Distributed Deep Learning with TensorFlowOnSpark


If you’re new to TensorFlow or deep learning, we recommend that you first work through the single-node TensorFlow guide.

In this guide we explore Yahoo’s TensorFlowOnSpark framework for distributed deep learning on Spark clusters, describing how it works and highlighting typical usage patterns. We then walk through a set of notebooks (referenced throughout the guide) to demonstrate how to train a neural network on MNIST in a distributed setting with TensorFlowOnSpark.

We’ve packaged the example notebooks for this guide into a downloadable DBC archive so you can easily import them into Databricks and run them yourself.

What is TensorFlowOnSpark?

TensorFlowOnSpark, developed by Yahoo, is an open-source Python framework for launching TensorFlow-based distributed deep learning workflows on Spark clusters (see the original Yahoo blog post).

TensorFlowOnSpark simplifies deep learning training on Spark clusters by:

  • Abstracting away the need to manually specify a cluster configuration (mapping from CPUs and GPUs to TensorFlow tasks)
  • Providing APIs for feeding data from Spark RDDs to TensorFlow programs
  • Leveraging Spark’s built-in fault-tolerance (to recover from failures during TF training)

How does TensorFlowOnSpark work?

TensorFlowOnSpark launches distributed model training as a single Spark job. The entry point to model training is TFCluster.run (see its API documentation), which runs a user-specified Python function in each Spark executor, passing a context argument ctx. The context argument contains global and executor-specific information on the current distributed training run. For example, ctx.job_name indicates whether the current Spark executor should act as a TensorFlow worker or parameter server, while ctx.cluster_spec contains a global mapping from TensorFlow job name ("ps" or "worker") to CPU/GPU devices.

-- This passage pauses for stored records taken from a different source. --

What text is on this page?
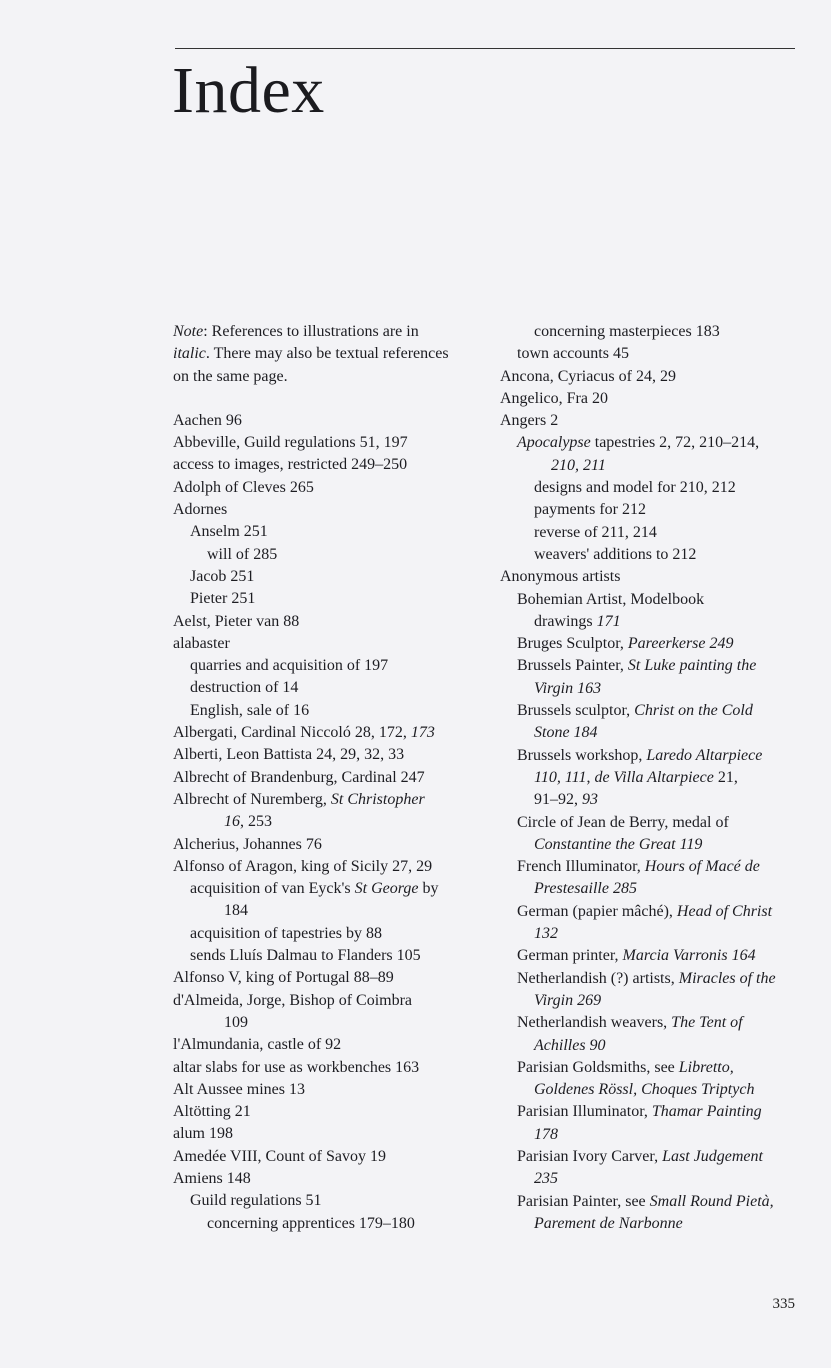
Index
Note: References to illustrations are in
italic. There may also be textual references
on the same page.
Aachen 96
Abbeville, Guild regulations 51, 197
access to images, restricted 249–250
Adolph of Cleves 265
Adornes
Anselm 251
will of 285
Jacob 251
Pieter 251
Aelst, Pieter van 88
alabaster
quarries and acquisition of 197
destruction of 14
English, sale of 16
Albergati, Cardinal Niccoló 28, 172, 173
Alberti, Leon Battista 24, 29, 32, 33
Albrecht of Brandenburg, Cardinal 247
Albrecht of Nuremberg, St Christopher
16, 253
Alcherius, Johannes 76
Alfonso of Aragon, king of Sicily 27, 29
acquisition of van Eyck's St George by
184
acquisition of tapestries by 88
sends Lluís Dalmau to Flanders 105
Alfonso V, king of Portugal 88–89
d'Almeida, Jorge, Bishop of Coimbra
109
l'Almundania, castle of 92
altar slabs for use as workbenches 163
Alt Aussee mines 13
Altötting 21
alum 198
Amedée VIII, Count of Savoy 19
Amiens 148
Guild regulations 51
concerning apprentices 179–180
concerning masterpieces 183
town accounts 45
Ancona, Cyriacus of 24, 29
Angelico, Fra 20
Angers 2
Apocalypse tapestries 2, 72, 210–214,
210, 211
designs and model for 210, 212
payments for 212
reverse of 211, 214
weavers' additions to 212
Anonymous artists
Bohemian Artist, Modelbook
drawings 171
Bruges Sculptor, Pareerkerse 249
Brussels Painter, St Luke painting the
Virgin 163
Brussels sculptor, Christ on the Cold
Stone 184
Brussels workshop, Laredo Altarpiece
110, 111, de Villa Altarpiece 21,
91–92, 93
Circle of Jean de Berry, medal of
Constantine the Great 119
French Illuminator, Hours of Macé de
Prestesaille 285
German (papier mâché), Head of Christ
132
German printer, Marcia Varronis 164
Netherlandish (?) artists, Miracles of the
Virgin 269
Netherlandish weavers, The Tent of
Achilles 90
Parisian Goldsmiths, see Libretto,
Goldenes Rössl, Choques Triptych
Parisian Illuminator, Thamar Painting
178
Parisian Ivory Carver, Last Judgement
235
Parisian Painter, see Small Round Pietà,
Parement de Narbonne
335
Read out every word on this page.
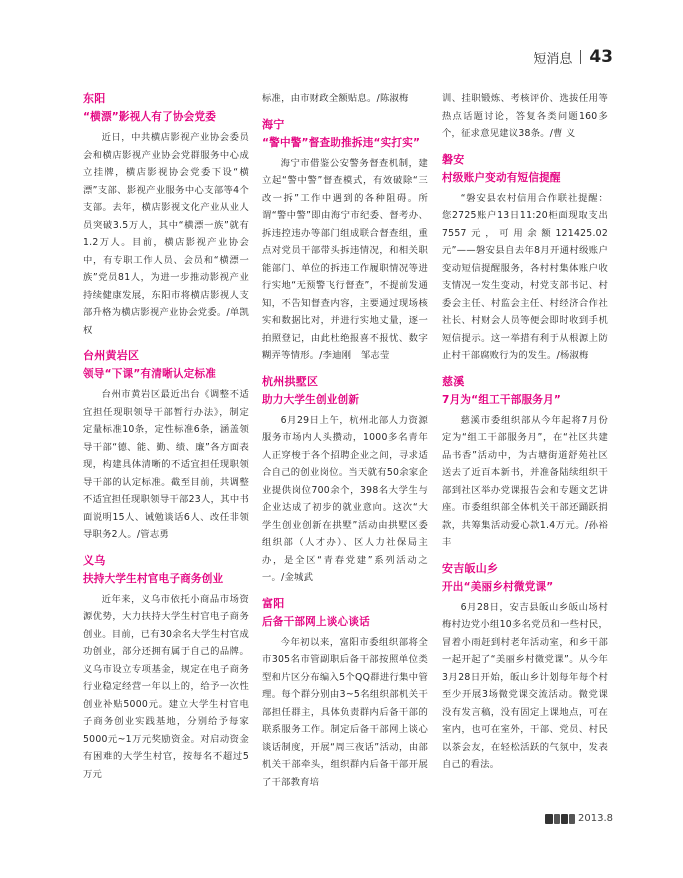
短消息 43

东阳

“横漂”影视人有了协会党委

近日，中共横店影视产业协会委员会和横店影视产业协会党群服务中心成立挂牌，横店影视协会党委下设“横漂”支部、影视产业服务中心支部等4个支部。去年，横店影视文化产业从业人员突破3.5万人，其中“横漂一族”就有1.2万人。目前，横店影视产业协会中，有专职工作人员、会员和“横漂一族”党员81人，为进一步推动影视产业持续健康发展，东阳市将横店影视人支部升格为横店影视产业协会党委。/单凯权

台州黄岩区

领导“下课”有清晰认定标准

台州市黄岩区最近出台《调整不适宜担任现职领导干部暂行办法》，制定定量标准10条，定性标准6条，涵盖领导干部“德、能、勤、绩、廉”各方面表现，构建具体清晰的不适宜担任现职领导干部的认定标准。截至目前，共调整不适宜担任现职领导干部23人，其中书面说明15人、诫勉谈话6人、改任非领导职务2人。/管志勇

义乌

扶持大学生村官电子商务创业

近年来，义乌市依托小商品市场资源优势，大力扶持大学生村官电子商务创业。目前，已有30余名大学生村官成功创业，部分还拥有属于自己的品牌。义乌市设立专项基金，规定在电子商务行业稳定经营一年以上的，给予一次性创业补贴5000元。建立大学生村官电子商务创业实践基地，分别给予每家5000元~1万元奖励资金。对启动资金有困难的大学生村官，按每名不超过5万元

标准，由市财政全额贴息。/陈淑梅

海宁

“警中警”督查助推拆违“实打实”

海宁市借鉴公安警务督查机制，建立起“警中警”督查模式，有效破除“三改一拆”工作中遇到的各种阻碍。所谓“警中警”即由海宁市纪委、督考办、拆违控违办等部门组成联合督查组，重点对党员干部带头拆违情况，和相关职能部门、单位的拆违工作履职情况等进行实地“无预警飞行督查”，不提前发通知，不告知督查内容，主要通过现场核实和数据比对，并进行实地丈量，逐一拍照登记，由此杜绝报喜不报忧、数字糊弄等情形。/李迪刚　邹志莹

杭州拱墅区

助力大学生创业创新

6月29日上午，杭州北部人力资源服务市场内人头攒动，1000多名青年人正穿梭于各个招聘企业之间，寻求适合自己的创业岗位。当天就有50余家企业提供岗位700余个，398名大学生与企业达成了初步的就业意向。这次“大学生创业创新在拱墅”活动由拱墅区委组织部（人才办）、区人力社保局主办，是全区“青春党建”系列活动之一。/金城武

富阳

后备干部网上谈心谈话

今年初以来，富阳市委组织部将全市305名市管副职后备干部按照单位类型和片区分布编入5个QQ群进行集中管理。每个群分别由3~5名组织部机关干部担任群主，具体负责群内后备干部的联系服务工作。制定后备干部网上谈心谈话制度，开展“周三夜话”活动，由部机关干部牵头，组织群内后备干部开展了干部教育培

训、挂职锻炼、考核评价、选拔任用等热点话题讨论，答复各类问题160多个，征求意见建议38条。/曹 义

磐安

村级账户变动有短信提醒

“磐安县农村信用合作联社提醒：您2725账户13日11:20柜面现取支出7557元，可用余额121425.02元”——磐安县自去年8月开通村级账户变动短信提醒服务，各村村集体账户收支情况一发生变动，村党支部书记、村委会主任、村监会主任、村经济合作社社长、村财会人员等便会即时收到手机短信提示。这一举措有利于从根源上防止村干部腐败行为的发生。/杨淑梅

慈溪

7月为“组工干部服务月”

慈溪市委组织部从今年起将7月份定为“组工干部服务月”，在“社区共建品书香”活动中，为古塘街道舒苑社区送去了近百本新书，并准备陆续组织干部到社区举办党课报告会和专题文艺讲座。市委组织部全体机关干部还踊跃捐款，共筹集活动爱心款1.4万元。/孙裕丰

安吉皈山乡

开出“美丽乡村微党课”

6月28日，安吉县皈山乡皈山场村梅村边党小组10多名党员和一些村民，冒着小雨赶到村老年活动室，和乡干部一起开起了“美丽乡村微党课”。从今年3月28日开始，皈山乡计划每年每个村至少开展3场微党课交流活动。微党课没有发言稿，没有固定上课地点，可在室内，也可在室外，干部、党员、村民以茶会友，在轻松活跃的气氛中，发表自己的看法。

2013.8
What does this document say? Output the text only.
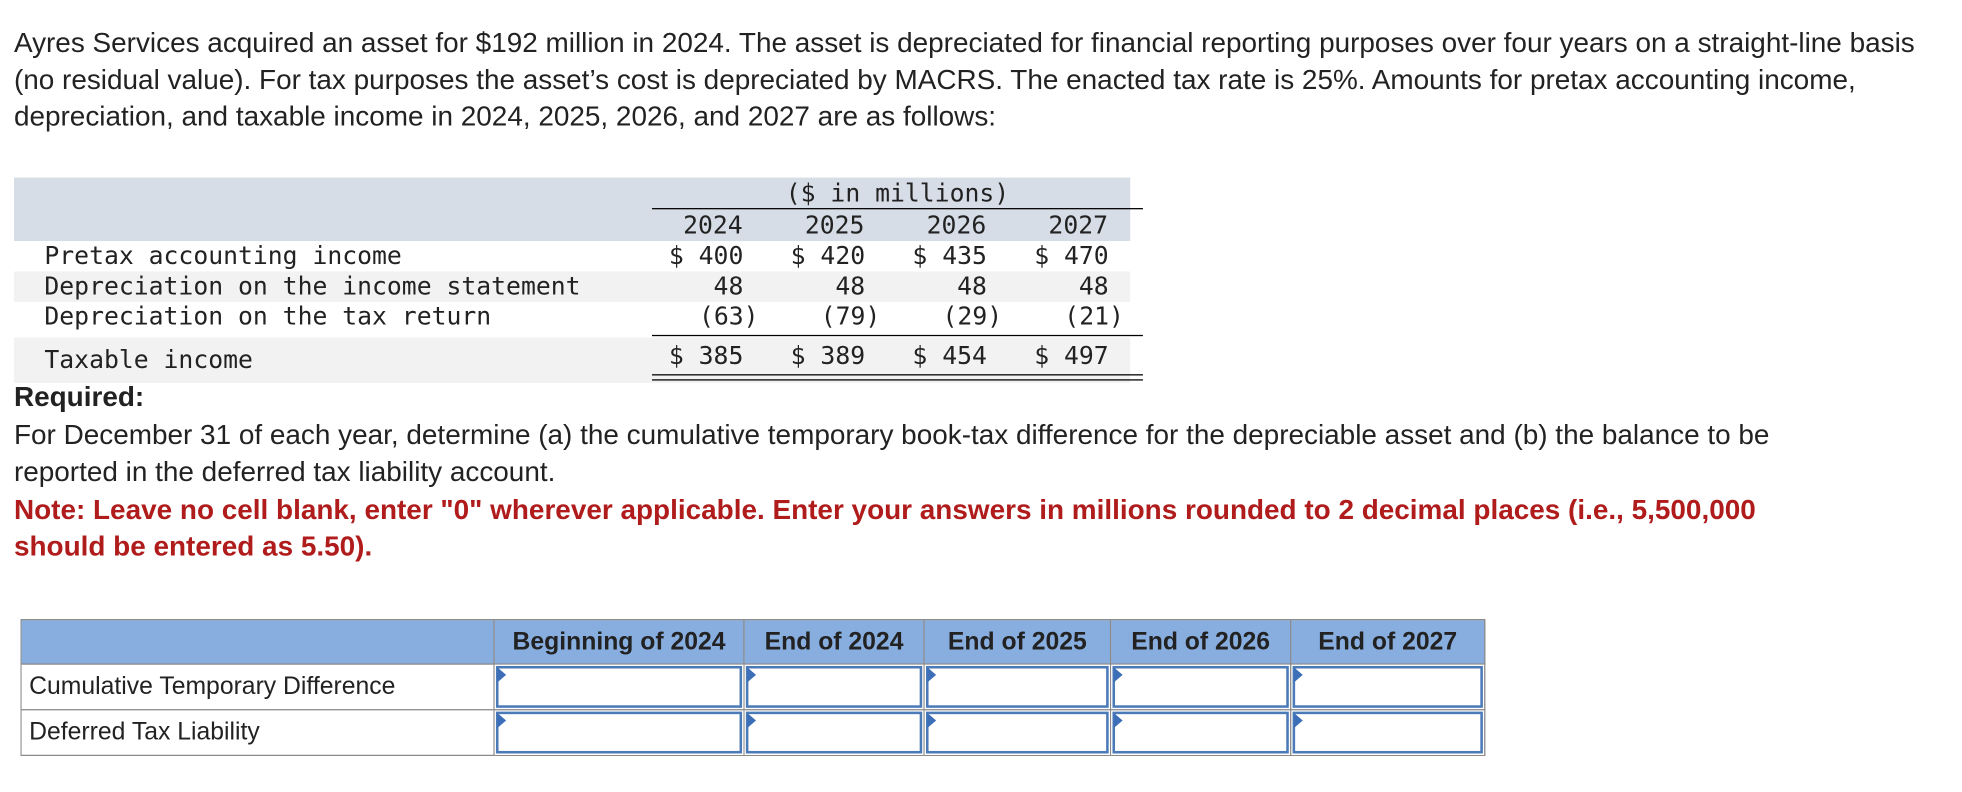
Ayres Services acquired an asset for $192 million in 2024. The asset is depreciated for financial reporting purposes over four years on a straight-line basis (no residual value). For tax purposes the asset’s cost is depreciated by MACRS. The enacted tax rate is 25%. Amounts for pretax accounting income, depreciation, and taxable income in 2024, 2025, 2026, and 2027 are as follows:

($ in millions)
2024	2025	2026	2027
Pretax accounting income	$ 400	$ 420	$ 435	$ 470
Depreciation on the income statement	48	48	48	48
Depreciation on the tax return	(63)	(79)	(29)	(21)
Taxable income	$ 385	$ 389	$ 454	$ 497

Required:

For December 31 of each year, determine (a) the cumulative temporary book-tax difference for the depreciable asset and (b) the balance to be reported in the deferred tax liability account.

Note: Leave no cell blank, enter "0" wherever applicable. Enter your answers in millions rounded to 2 decimal places (i.e., 5,500,000 should be entered as 5.50).

	Beginning of 2024	End of 2024	End of 2025	End of 2026	End of 2027
Cumulative Temporary Difference	

Deferred Tax Liability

The user-specified function is responsible for inspecting the context argument and running the appropriate logic (for example, running parameter server or worker code).

A typical workflow

TensorFlowOnSpark workflows typically consist of three parts: training, evaluation against held-out samples, and monitoring:


  • Runs on the Spark workers.
  • Copies a distinct subset of the training data from S3 to each worker’s local hard drive.
  • Fits model against local data.
  • Stores model checkpoints in DBFS.
  • Stores event files (containing information on training loss) persistently in DBFS.
  • Periodically syncs event files to the driver to be consumed by TensorBoard, which runs on the driver.


  • Runs on the Spark driver during training.
  • Stores event files (containing accuracy information on an evaluation set) on the driver to be read by TensorBoard, periodically syncing them to DBFS for persistent storage.


  • Runs on the Spark driver to read and display event files that contain metrics about the training run. Using TensorBoard in a distributed environment requires some additional setup, described in the example notebooks below.
  • See the single-node TensorFlow guide for an overview of TensorBoard.


We recommend training against data downloaded from S3 to the local disks of the workers. We’ve found this approach to be the most robust, although it limits the size of the training dataset to the total disk space available across all workers. If needed, you can increase the disk space available on your cluster by attaching EBS volumes (link). The notebooks below also include a utility function to download data from S3 to the worker disk.

Example notebooks: distributed training on MNIST

The ensuing pages of this guide walk through a series of notebooks demonstrating how to train MNIST in a distributed setting using TensorFlowOnSpark.

  • Helper Notebooks (shared by model training & evaluation)

    • Data Ingest

      Demonstrates how to download data from S3 and create a data ingest pipeline (load training data from disk into in-memory tensors) using tf.data APIs in TensorFlow. Our sample data is already stored in a public S3 bucket and has been split into training & validation sets.

    • Constructing the Model Graph

      Demonstrates how to construct a TensorFlow graph for distributed model training; uses distributed TensorFlow primitives, but does not contain any TensorFlowOnSpark code.

    • Constants

      Contains constants used for model training and evaluation (specifies hyperparameters, location of training & test data on S3, etc.)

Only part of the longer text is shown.